Generally speaking, open-source solutions are much cheaper than their proprietary counterparts. The initial investment cost is typically related only to staff training and maintenance and no cost is noted for buying the users’ license. In addition, and especially with small enterprises with constrained budgets, it makes more sense to start exploring open source solutions first. If the project doesn’t require support, you can continue on the community version indefinitely. But as your needs grow, you can decide to migrate to commercially-supported versions.
Why is open-source good for Algeria?
In a challenging socio-economic context, Algeria finds itself lagging behind in the technological development of its digital infrastructure. Importing bulk ready-to-use solutions from tech giants, might provide short-term, short-impacts but the consequences of that are bad in the medium to long term. Relying on these solutions if not well negotiated to ensure knowledge transfer and capacity development will lead to a dependency and the emergence of a digital new-colonialism.

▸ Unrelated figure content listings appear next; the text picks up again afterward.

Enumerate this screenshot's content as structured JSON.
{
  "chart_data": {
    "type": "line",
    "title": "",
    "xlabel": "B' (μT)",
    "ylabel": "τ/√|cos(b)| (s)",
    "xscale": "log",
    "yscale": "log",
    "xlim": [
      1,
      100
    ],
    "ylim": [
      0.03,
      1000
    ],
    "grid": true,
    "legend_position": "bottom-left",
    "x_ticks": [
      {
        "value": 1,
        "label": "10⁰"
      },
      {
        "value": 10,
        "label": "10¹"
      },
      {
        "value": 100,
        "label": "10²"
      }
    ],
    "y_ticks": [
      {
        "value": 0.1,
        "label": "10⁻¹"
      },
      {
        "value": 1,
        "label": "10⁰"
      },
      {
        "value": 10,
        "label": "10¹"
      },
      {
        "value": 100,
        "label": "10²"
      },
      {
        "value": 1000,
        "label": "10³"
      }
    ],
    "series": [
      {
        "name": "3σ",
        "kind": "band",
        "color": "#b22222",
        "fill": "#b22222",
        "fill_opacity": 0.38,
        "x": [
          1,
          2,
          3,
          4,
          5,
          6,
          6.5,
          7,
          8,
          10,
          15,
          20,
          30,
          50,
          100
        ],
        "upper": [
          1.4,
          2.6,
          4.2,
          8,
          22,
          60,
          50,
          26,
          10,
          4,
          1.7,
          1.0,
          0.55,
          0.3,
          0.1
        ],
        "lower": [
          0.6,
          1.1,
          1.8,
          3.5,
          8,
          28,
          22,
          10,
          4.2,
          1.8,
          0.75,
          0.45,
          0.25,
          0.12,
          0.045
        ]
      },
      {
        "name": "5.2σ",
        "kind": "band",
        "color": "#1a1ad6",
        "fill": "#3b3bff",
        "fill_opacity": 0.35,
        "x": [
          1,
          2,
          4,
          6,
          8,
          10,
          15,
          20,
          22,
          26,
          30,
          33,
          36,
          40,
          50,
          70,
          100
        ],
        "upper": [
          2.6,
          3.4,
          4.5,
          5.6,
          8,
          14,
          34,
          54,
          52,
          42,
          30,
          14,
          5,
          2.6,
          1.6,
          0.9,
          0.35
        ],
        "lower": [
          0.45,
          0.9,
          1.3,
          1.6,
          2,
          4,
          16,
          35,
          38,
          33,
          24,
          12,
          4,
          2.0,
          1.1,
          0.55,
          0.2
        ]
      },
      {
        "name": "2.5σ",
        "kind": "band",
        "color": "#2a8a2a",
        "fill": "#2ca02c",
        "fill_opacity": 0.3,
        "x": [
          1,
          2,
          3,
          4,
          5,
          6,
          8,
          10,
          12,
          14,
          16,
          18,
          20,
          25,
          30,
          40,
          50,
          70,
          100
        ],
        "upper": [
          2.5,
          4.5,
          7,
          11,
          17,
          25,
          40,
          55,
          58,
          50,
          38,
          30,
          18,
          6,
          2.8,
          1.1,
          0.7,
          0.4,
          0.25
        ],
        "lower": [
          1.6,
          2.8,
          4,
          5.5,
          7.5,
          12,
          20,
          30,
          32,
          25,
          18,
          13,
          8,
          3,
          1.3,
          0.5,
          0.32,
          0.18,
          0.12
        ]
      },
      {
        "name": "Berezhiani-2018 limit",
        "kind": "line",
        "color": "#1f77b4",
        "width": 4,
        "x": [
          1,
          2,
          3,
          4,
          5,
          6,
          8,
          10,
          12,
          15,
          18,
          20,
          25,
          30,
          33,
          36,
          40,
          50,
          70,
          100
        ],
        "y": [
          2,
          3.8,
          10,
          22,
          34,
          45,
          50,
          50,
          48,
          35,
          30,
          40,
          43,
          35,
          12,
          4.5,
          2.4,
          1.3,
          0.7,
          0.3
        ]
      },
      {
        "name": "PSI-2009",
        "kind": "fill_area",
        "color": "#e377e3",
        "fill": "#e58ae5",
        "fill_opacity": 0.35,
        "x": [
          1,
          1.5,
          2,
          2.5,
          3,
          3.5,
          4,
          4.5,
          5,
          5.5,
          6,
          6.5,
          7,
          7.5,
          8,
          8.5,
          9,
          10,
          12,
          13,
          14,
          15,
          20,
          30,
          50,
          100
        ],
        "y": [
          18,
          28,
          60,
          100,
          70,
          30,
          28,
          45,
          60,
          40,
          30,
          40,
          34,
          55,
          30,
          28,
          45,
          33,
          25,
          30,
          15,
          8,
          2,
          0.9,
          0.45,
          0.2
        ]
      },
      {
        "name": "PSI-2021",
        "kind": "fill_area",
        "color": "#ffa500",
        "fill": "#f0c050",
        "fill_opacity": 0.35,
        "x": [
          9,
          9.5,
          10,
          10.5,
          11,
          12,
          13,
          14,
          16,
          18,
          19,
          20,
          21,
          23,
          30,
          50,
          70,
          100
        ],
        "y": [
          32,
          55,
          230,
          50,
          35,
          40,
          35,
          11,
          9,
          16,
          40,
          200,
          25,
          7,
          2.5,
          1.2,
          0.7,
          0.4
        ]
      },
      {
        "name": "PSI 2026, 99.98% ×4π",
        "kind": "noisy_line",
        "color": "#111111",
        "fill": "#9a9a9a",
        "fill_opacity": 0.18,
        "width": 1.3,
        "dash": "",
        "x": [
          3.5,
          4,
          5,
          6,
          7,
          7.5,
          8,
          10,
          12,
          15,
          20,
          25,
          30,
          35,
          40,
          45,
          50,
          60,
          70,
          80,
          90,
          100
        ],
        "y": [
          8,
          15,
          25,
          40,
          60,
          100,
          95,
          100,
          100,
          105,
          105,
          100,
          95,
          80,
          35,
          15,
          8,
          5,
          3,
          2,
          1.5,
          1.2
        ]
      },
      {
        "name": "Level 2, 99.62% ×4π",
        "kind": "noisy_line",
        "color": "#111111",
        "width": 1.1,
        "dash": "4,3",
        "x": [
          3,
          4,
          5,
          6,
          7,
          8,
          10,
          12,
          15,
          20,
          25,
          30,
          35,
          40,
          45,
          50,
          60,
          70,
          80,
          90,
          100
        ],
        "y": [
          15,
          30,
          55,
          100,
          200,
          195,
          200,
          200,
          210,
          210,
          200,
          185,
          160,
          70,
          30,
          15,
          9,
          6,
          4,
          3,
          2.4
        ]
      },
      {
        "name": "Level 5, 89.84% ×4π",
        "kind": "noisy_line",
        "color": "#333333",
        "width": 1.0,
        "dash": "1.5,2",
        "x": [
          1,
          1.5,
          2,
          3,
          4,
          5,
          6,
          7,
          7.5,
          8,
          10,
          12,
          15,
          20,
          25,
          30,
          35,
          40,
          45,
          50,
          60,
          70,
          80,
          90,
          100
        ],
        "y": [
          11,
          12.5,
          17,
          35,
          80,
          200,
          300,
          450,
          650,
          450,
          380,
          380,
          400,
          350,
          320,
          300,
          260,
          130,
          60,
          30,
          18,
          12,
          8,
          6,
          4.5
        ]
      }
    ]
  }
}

Open source solutions are much more appropriate for Algeria and other developing countries. Aside from the financial advantages and efficiency gains that open source software offers in a challenging economical context, open source offers means for knowledge sharing and breaks the chains of global monopolies. There are opportunities for many to learn how the technology they use actually works, and from there, to use that knowledge to innovate according to local needs and using local talent. This will provide Algeria with the required independence to develop solutions according to its needs, drive technological innovation, and improve its economy without having to reinvent the wheel.
Our role in open source development
Geomatic Solutions Company is the leading open-source GIS solutions provider in Algeria. We are firm believers in the power of open source solutions as a strategic approach for accelerating the development of Algeria. Since 2013, we have introduced open-source GIS solutions as alternatives to the imposed proprietary products through project implementation with clients in the public and private sectors.
Since late 2018, the strategy of Geomatic Solutions has changed towards focusing on providing training services as the most effective way to trigger a long term open source adaptation culture in Algeria. We are leading local initiatives to contribute to open source projects like QGIS. We also engage in outreach activities with the mission to democratize open source spatial technologies. The road has been challenging but we will continue until we achieve our goal.
We stand with open arms to any change-maker who wishes to join us in our mission to make open source the norm in Algeria.